Closely paralleling the history of psychology is the history of its critics, their theories, and their contributions. The Critique of Psychology is the first book to trace this alternate history, from a unique perspective that complements the many existing empirical, theoretical, and social histories of the field.
Thomas Teo cogently synthesizes major historical and theoretical narratives to describe two centuries of challenges to—and the reactions of—the mainstream. Some of these critiques of content, methodology, relevance, and philosophical worldview have actually influenced and become integrated into the canon; others pose moral questions still under debate.

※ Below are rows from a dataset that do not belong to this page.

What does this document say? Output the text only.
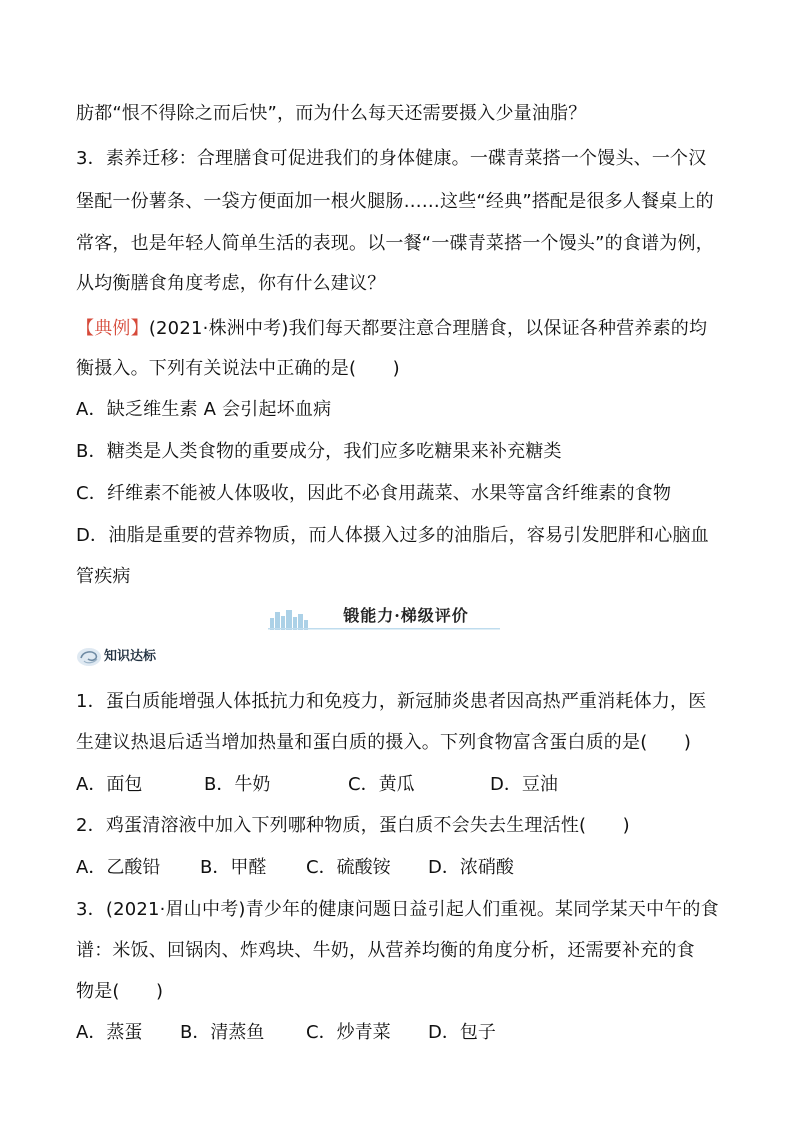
肪都“恨不得除之而后快”，而为什么每天还需要摄入少量油脂？
3．素养迁移：合理膳食可促进我们的身体健康。一碟青菜搭一个馒头、一个汉
堡配一份薯条、一袋方便面加一根火腿肠……这些“经典”搭配是很多人餐桌上的
常客，也是年轻人简单生活的表现。以一餐“一碟青菜搭一个馒头”的食谱为例，
从均衡膳食角度考虑，你有什么建议？
【典例】(2021·株洲中考)我们每天都要注意合理膳食，以保证各种营养素的均
衡摄入。下列有关说法中正确的是(　　)
A．缺乏维生素 A 会引起坏血病
B．糖类是人类食物的重要成分，我们应多吃糖果来补充糖类
C．纤维素不能被人体吸收，因此不必食用蔬菜、水果等富含纤维素的食物
D．油脂是重要的营养物质，而人体摄入过多的油脂后，容易引发肥胖和心脑血
管疾病
锻能力·梯级评价
知识达标
1．蛋白质能增强人体抵抗力和免疫力，新冠肺炎患者因高热严重消耗体力，医
生建议热退后适当增加热量和蛋白质的摄入。下列食物富含蛋白质的是(　　)
A．面包	B．牛奶	C．黄瓜	D．豆油
2．鸡蛋清溶液中加入下列哪种物质，蛋白质不会失去生理活性(　　)
A．乙酸铅 B．甲醛 C．硫酸铵 D．浓硝酸
3．(2021·眉山中考)青少年的健康问题日益引起人们重视。某同学某天中午的食
谱：米饭、回锅肉、炸鸡块、牛奶，从营养均衡的角度分析，还需要补充的食
物是(　　)
A．蒸蛋 B．清蒸鱼 C．炒青菜 D．包子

All are accessibly presented so that readers may judge their value for themselves:
- Kant’s critique of rational and empirical psychology at the end of the 18th century
- The natural-scientific critique of philosophical psychology in the 19th century
- The human-scientific critique of natural-scientific psychology
- The Marxist traditions of critique
- Feminist and postmodern critiques and the contemporary mainstream
- Postcolonial critiques and the shift from cross-cultural to multicultural psychology
This is not a book of critique for critique’s sake: Teo defines the field as a work in progress with goals that are evolving yet constant. In emphasizing ethical and political questions faced by psychology as a discipline, this visionary book points students, academics, and practitioners toward new possibilities for their shared future.